We encourage every business, every campaign and every cause to have some kind of online strategy. That means an online presence with a purpose. What we see time and time again is one of two things: no real online presence at all, or a spray & pray type of online presence where every online tool imaginable is engaged but…poorly.

Some people say you should just dive right in and try social media, which we support. What we don’t support is opening multiple Facebook Pages, Twitter accounts, blogs, Flickr accounts, and even websites – having them falter and then abandoning them. Abandoning them but not *removing* them. It’s a bit like getting a goldfish, not feeding it, and then never throwing it away.
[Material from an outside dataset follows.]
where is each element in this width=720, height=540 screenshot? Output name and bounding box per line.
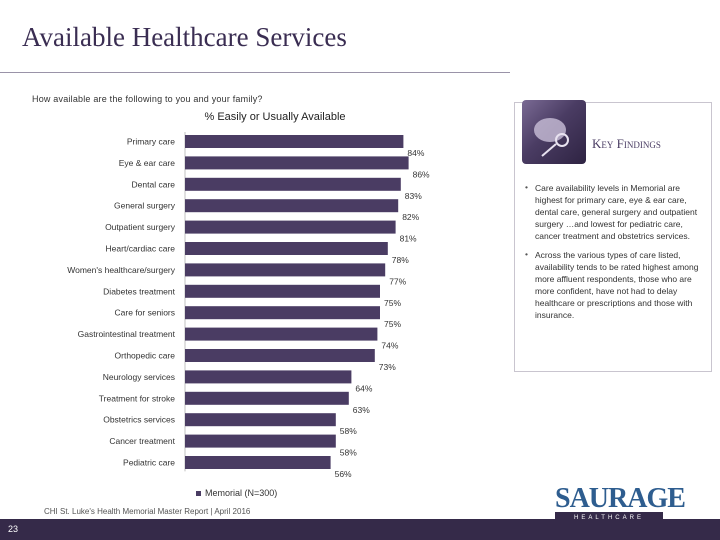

Something else we see a lot are companies opening a social media account, and then someone else within that same company, opening one as well. And then a repeat of those actions by someone else a few months later – or on another coast – or in another department. Suddenly one company has 3 Facebook Pages and 4 Twitter accounts. The profiles are active – but each has a different fan base with different messaging. Talk about diffusing your online potential and confusing your online audience.

These are signs of diving in without a plan. It smells of “We should be online. Let’s make it so.”. Yes. Do make it so. But do it strategically. Do your homework. We promote the idea of doing an online assessment first to understand what you should do online and how you should do it. Then comes a strategy to get it done right.